Putra Adhiguna Padahal, Analis Keuangan Energi Institute for Energy Economics and Financial Analysis (IEEFA), mengatakan rencana penerapan co-firing bukan solusi tepat untuk mencapai target bauran energi terbarukan 23% di 2025. Harga biomassa berkualitas tinggi di pasar saat ini lebih mahal daripada batu bara. Sementara untuk batu bara saj PLN membelinya pada harga yang lebih rendah dari harga keekonomiannya. Sehingga, rencana co-firing ini berpotensi menimbulkan risiko keuangan bagi PLN. Jika tidak mau berikan dampak bagi PLN maka lagi-lagi negara harus turun tangan atau sama saja berikan subsidi ke PLN agar mampu biomassa mau diserap tanpa harus mengubah harga listrik ke masyarakat.
“Untuk PLN, (co-firing) akan tingkatkan risiko keuangan PLN. Saya belum lihat bagaimana (co-firing) hingga 9 juta ton tanpa dukungan pemerintah bisa jalan,” kata Putra, Rabu (17/3).
Untuk permulaan jika mau co-firing berjalan memang dukungan pemerintah bisa dibilang mutlak. Ini bisa dilihat dari penerapan di Inggris. Di sana PLTU yang terapkan co-firing yang masih dicampur dengam batu bara tidak dilanjutkan setelah Pemerintah Inggris mencabut subsidinya. Ketika PLTU Drax itu sepenuhnya beralih ke biomassa baru PLTU kembali beroperasi setelah mendapat subsidi £ 700 juta per tahun.
“Salah alasan pemerintah Inggris mencabut karena khawatir batu bara akan semakin banyak yang ‘tersubidi’ juga dengan co-firing,” kata Putra.
Menurut Putra, harga menjadi masalah utama. Harga biomassa yang cukup tinggi ini untuk pelet kayu. Memang ada jenis biomassa lain, seperti serbuk gergaji, harganya lebih rendah akan tetapi kandungan kalorinya rendah. Pelet kayu merupakan jenis biomassa yang kalorinya mendekati batu bara. “Harga dari biomassa ini tanpa ada dukungan subsidi tidak mungkin semurah yang diproyeksikan PLN,” ungkapnya.

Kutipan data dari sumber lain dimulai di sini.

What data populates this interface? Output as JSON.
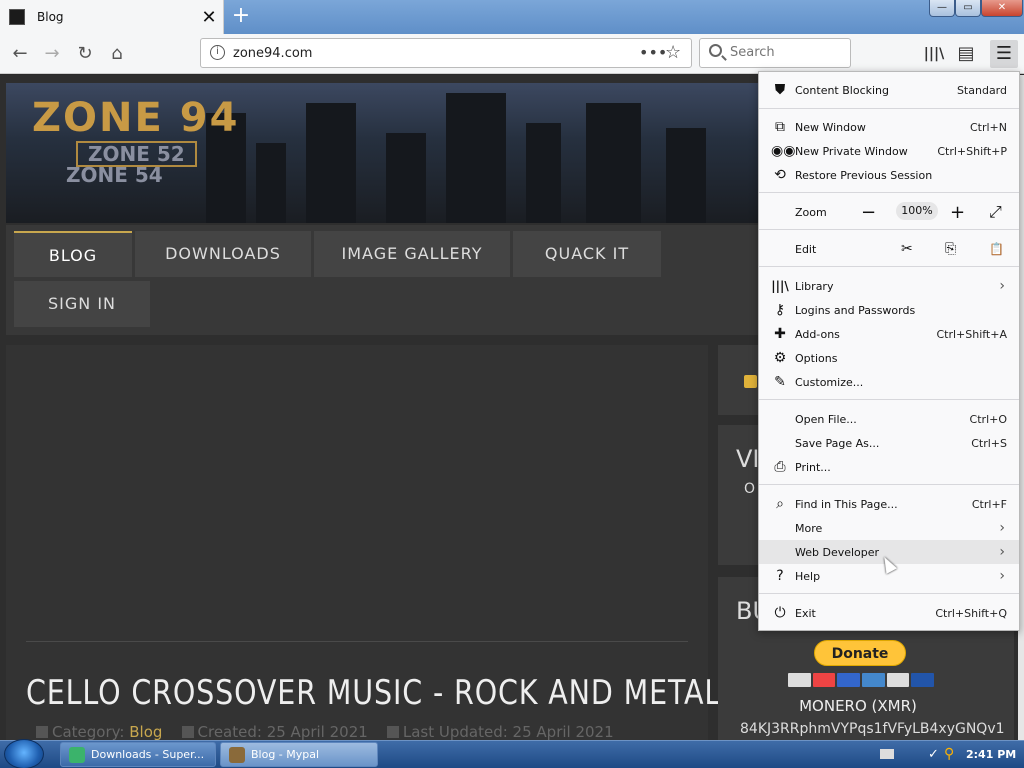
{
  "tab": {
    "title": "Blog",
    "close": "✕",
    "new_tab": "+"
  },
  "window": {
    "minimize": "—",
    "maximize": "▭",
    "close": "✕"
  },
  "nav": {
    "back": "←",
    "forward": "→",
    "reload": "↻",
    "home": "⌂"
  },
  "urlbar": {
    "url": "zone94.com",
    "more": "•••",
    "bookmark": "☆"
  },
  "search": {
    "placeholder": "Search"
  },
  "toolbar": {
    "library": "|||\\",
    "sidebar": "▤",
    "menu": "☰"
  },
  "site": {
    "logo_main": "ZONE 94",
    "logo_sub1": "ZONE 52",
    "logo_sub2": "ZONE 54",
    "menu": [
      "BLOG",
      "DOWNLOADS",
      "IMAGE GALLERY",
      "QUACK IT",
      "SIGN IN"
    ],
    "article_title": "CELLO CROSSOVER MUSIC - ROCK AND METAL",
    "meta": {
      "category_label": "Category:",
      "category": "Blog",
      "created": "Created: 25 April 2021",
      "updated": "Last Updated: 25 April 2021"
    },
    "sidebar": {
      "vi": "VI",
      "vio": "O",
      "bu": "BU",
      "donate": "Donate",
      "monero": "MONERO (XMR)",
      "address": "84KJ3RRphmVYPqs1fVFyLB4xyGNQv1"
    }
  },
  "menu": {
    "content_blocking": {
      "label": "Content Blocking",
      "value": "Standard"
    },
    "new_window": {
      "label": "New Window",
      "shortcut": "Ctrl+N"
    },
    "new_private": {
      "label": "New Private Window",
      "shortcut": "Ctrl+Shift+P"
    },
    "restore": {
      "label": "Restore Previous Session"
    },
    "zoom": {
      "label": "Zoom",
      "minus": "−",
      "value": "100%",
      "plus": "+",
      "fullscreen": "⤢"
    },
    "edit": {
      "label": "Edit",
      "cut": "✂",
      "copy": "⎘",
      "paste": "📋"
    },
    "library": {
      "label": "Library"
    },
    "logins": {
      "label": "Logins and Passwords"
    },
    "addons": {
      "label": "Add-ons",
      "shortcut": "Ctrl+Shift+A"
    },
    "options": {
      "label": "Options"
    },
    "customize": {
      "label": "Customize..."
    },
    "open_file": {
      "label": "Open File...",
      "shortcut": "Ctrl+O"
    },
    "save_page": {
      "label": "Save Page As...",
      "shortcut": "Ctrl+S"
    },
    "print": {
      "label": "Print..."
    },
    "find": {
      "label": "Find in This Page...",
      "shortcut": "Ctrl+F"
    },
    "more": {
      "label": "More"
    },
    "web_developer": {
      "label": "Web Developer"
    },
    "help": {
      "label": "Help"
    },
    "exit": {
      "label": "Exit",
      "shortcut": "Ctrl+Shift+Q"
    },
    "arrow": "›"
  },
  "taskbar": {
    "items": [
      {
        "label": "Downloads - Super..."
      },
      {
        "label": "Blog - Mypal"
      }
    ],
    "clock": "2:41 PM"
  }
}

Masalah harga juga berkaitan dengan jaminan pasokan. Saat ini beberapa negara lain sudah siap membeli biomassa bahkan dengan harga dua kali lipat batu bara. Di Indonesia sendiri, meski memiliki potensi biomassa besar, kapasitas produksinya masih sangat sedikit. Sehingga jika mau masih dibutuhkan investasi besar untuk meningkatkan produksi biomassa agar bisa memenuhi kebutuhan PLN. Tapi di sisi lain, proyeksi permintaan biomassa PLN tidak konsisten membuat investor ragu akan rencana co-firing ini.
“Sementara (porsi batu bara) PLN dan IPP (independent power producer/produsen listrik swasta) sudah terbalik. Kecil sekali (kebutuhan biomassa) kalau pembangkit PLN. Tetapi IPP tidak semudah itu mau terapkan co-firing, akan ada perdebatan kontraktual pembangkit memakai biomassa,” kata Putra.

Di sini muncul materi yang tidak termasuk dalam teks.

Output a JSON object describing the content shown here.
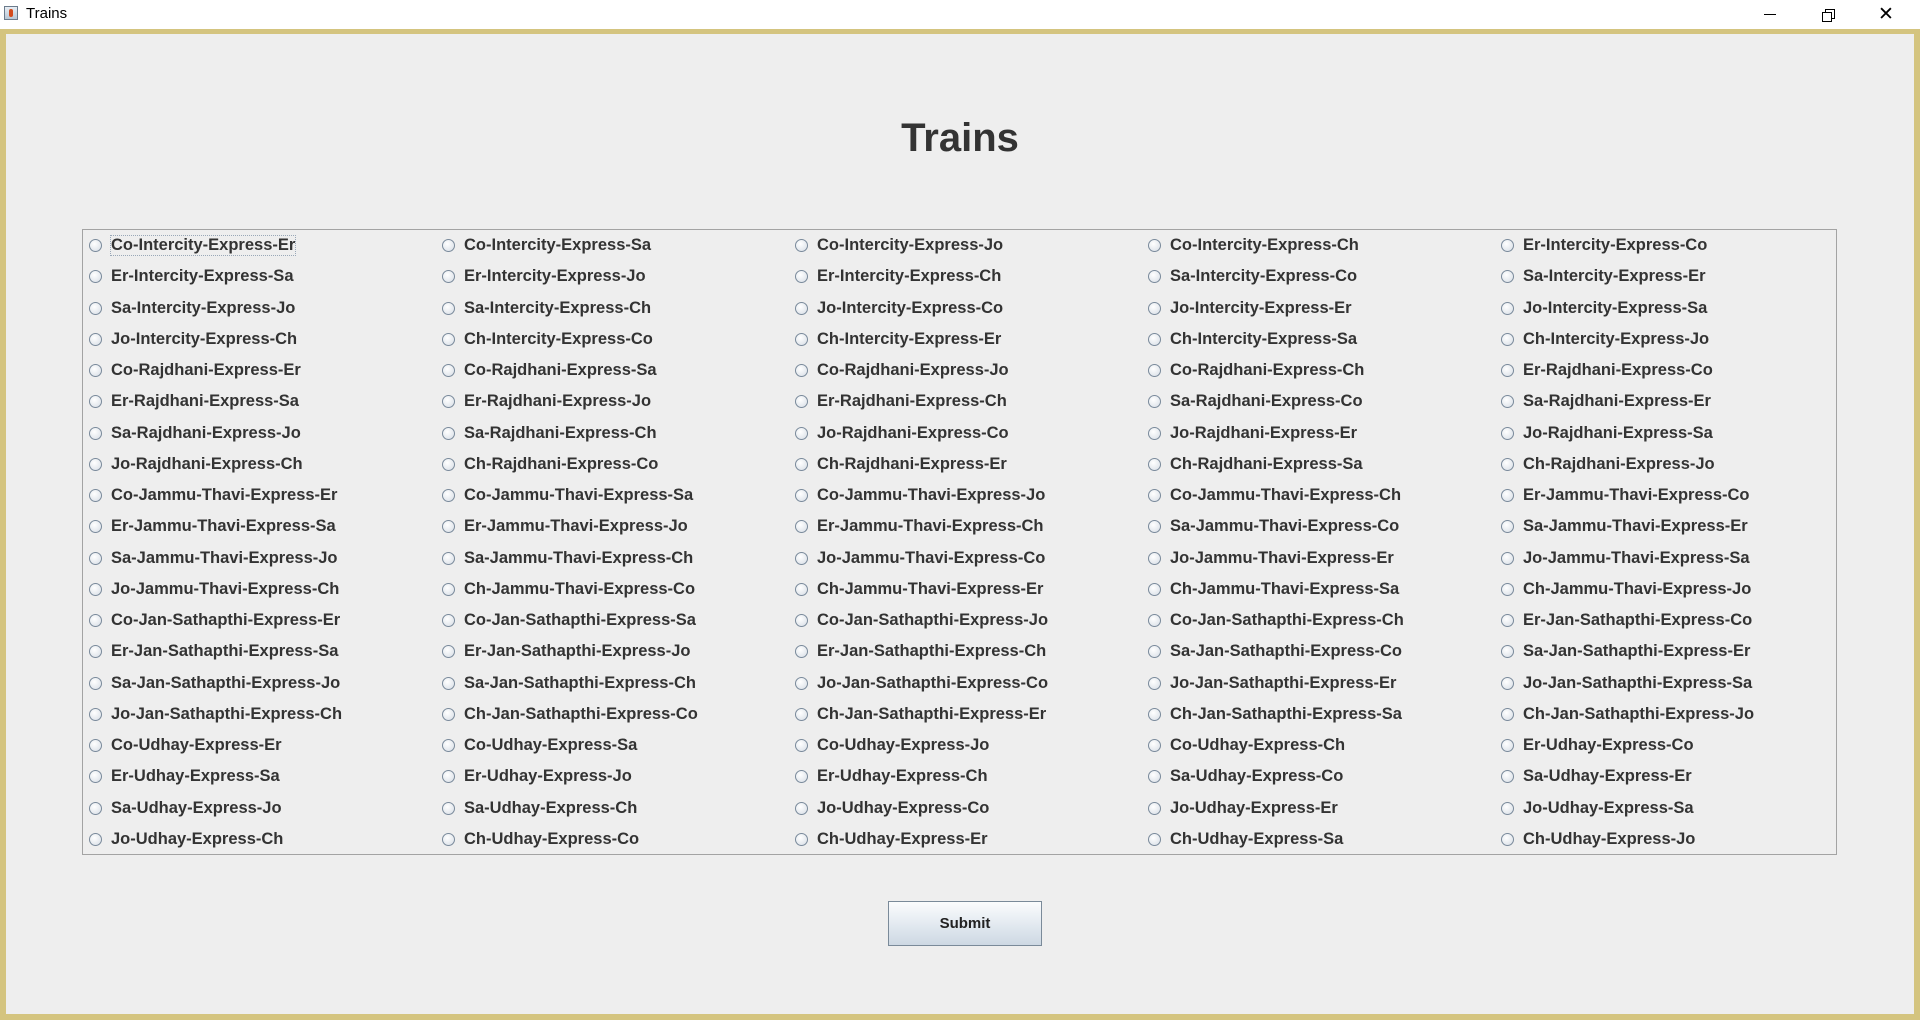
{
  "window": {
    "title": "Trains"
  },
  "heading": "Trains",
  "trains": [
    "Co-Intercity-Express-Er",
    "Co-Intercity-Express-Sa",
    "Co-Intercity-Express-Jo",
    "Co-Intercity-Express-Ch",
    "Er-Intercity-Express-Co",
    "Er-Intercity-Express-Sa",
    "Er-Intercity-Express-Jo",
    "Er-Intercity-Express-Ch",
    "Sa-Intercity-Express-Co",
    "Sa-Intercity-Express-Er",
    "Sa-Intercity-Express-Jo",
    "Sa-Intercity-Express-Ch",
    "Jo-Intercity-Express-Co",
    "Jo-Intercity-Express-Er",
    "Jo-Intercity-Express-Sa",
    "Jo-Intercity-Express-Ch",
    "Ch-Intercity-Express-Co",
    "Ch-Intercity-Express-Er",
    "Ch-Intercity-Express-Sa",
    "Ch-Intercity-Express-Jo",
    "Co-Rajdhani-Express-Er",
    "Co-Rajdhani-Express-Sa",
    "Co-Rajdhani-Express-Jo",
    "Co-Rajdhani-Express-Ch",
    "Er-Rajdhani-Express-Co",
    "Er-Rajdhani-Express-Sa",
    "Er-Rajdhani-Express-Jo",
    "Er-Rajdhani-Express-Ch",
    "Sa-Rajdhani-Express-Co",
    "Sa-Rajdhani-Express-Er",
    "Sa-Rajdhani-Express-Jo",
    "Sa-Rajdhani-Express-Ch",
    "Jo-Rajdhani-Express-Co",
    "Jo-Rajdhani-Express-Er",
    "Jo-Rajdhani-Express-Sa",
    "Jo-Rajdhani-Express-Ch",
    "Ch-Rajdhani-Express-Co",
    "Ch-Rajdhani-Express-Er",
    "Ch-Rajdhani-Express-Sa",
    "Ch-Rajdhani-Express-Jo",
    "Co-Jammu-Thavi-Express-Er",
    "Co-Jammu-Thavi-Express-Sa",
    "Co-Jammu-Thavi-Express-Jo",
    "Co-Jammu-Thavi-Express-Ch",
    "Er-Jammu-Thavi-Express-Co",
    "Er-Jammu-Thavi-Express-Sa",
    "Er-Jammu-Thavi-Express-Jo",
    "Er-Jammu-Thavi-Express-Ch",
    "Sa-Jammu-Thavi-Express-Co",
    "Sa-Jammu-Thavi-Express-Er",
    "Sa-Jammu-Thavi-Express-Jo",
    "Sa-Jammu-Thavi-Express-Ch",
    "Jo-Jammu-Thavi-Express-Co",
    "Jo-Jammu-Thavi-Express-Er",
    "Jo-Jammu-Thavi-Express-Sa",
    "Jo-Jammu-Thavi-Express-Ch",
    "Ch-Jammu-Thavi-Express-Co",
    "Ch-Jammu-Thavi-Express-Er",
    "Ch-Jammu-Thavi-Express-Sa",
    "Ch-Jammu-Thavi-Express-Jo",
    "Co-Jan-Sathapthi-Express-Er",
    "Co-Jan-Sathapthi-Express-Sa",
    "Co-Jan-Sathapthi-Express-Jo",
    "Co-Jan-Sathapthi-Express-Ch",
    "Er-Jan-Sathapthi-Express-Co",
    "Er-Jan-Sathapthi-Express-Sa",
    "Er-Jan-Sathapthi-Express-Jo",
    "Er-Jan-Sathapthi-Express-Ch",
    "Sa-Jan-Sathapthi-Express-Co",
    "Sa-Jan-Sathapthi-Express-Er",
    "Sa-Jan-Sathapthi-Express-Jo",
    "Sa-Jan-Sathapthi-Express-Ch",
    "Jo-Jan-Sathapthi-Express-Co",
    "Jo-Jan-Sathapthi-Express-Er",
    "Jo-Jan-Sathapthi-Express-Sa",
    "Jo-Jan-Sathapthi-Express-Ch",
    "Ch-Jan-Sathapthi-Express-Co",
    "Ch-Jan-Sathapthi-Express-Er",
    "Ch-Jan-Sathapthi-Express-Sa",
    "Ch-Jan-Sathapthi-Express-Jo",
    "Co-Udhay-Express-Er",
    "Co-Udhay-Express-Sa",
    "Co-Udhay-Express-Jo",
    "Co-Udhay-Express-Ch",
    "Er-Udhay-Express-Co",
    "Er-Udhay-Express-Sa",
    "Er-Udhay-Express-Jo",
    "Er-Udhay-Express-Ch",
    "Sa-Udhay-Express-Co",
    "Sa-Udhay-Express-Er",
    "Sa-Udhay-Express-Jo",
    "Sa-Udhay-Express-Ch",
    "Jo-Udhay-Express-Co",
    "Jo-Udhay-Express-Er",
    "Jo-Udhay-Express-Sa",
    "Jo-Udhay-Express-Ch",
    "Ch-Udhay-Express-Co",
    "Ch-Udhay-Express-Er",
    "Ch-Udhay-Express-Sa",
    "Ch-Udhay-Express-Jo"
  ],
  "focused_index": 0,
  "submit_label": "Submit"
}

Dengan berbagai tantangan ini, pihaknya melihat dibutuhkan perencanaan matang dan dapat dipertanggungjawabkan untuk co-firing PLTU ini. Selain itu, pemerintah juga perlu mengkaji manfaat dan dampak dukungan kebijakan untuk rencana ini, salah satunya terkait pengembangan energi terbarukan lainnya.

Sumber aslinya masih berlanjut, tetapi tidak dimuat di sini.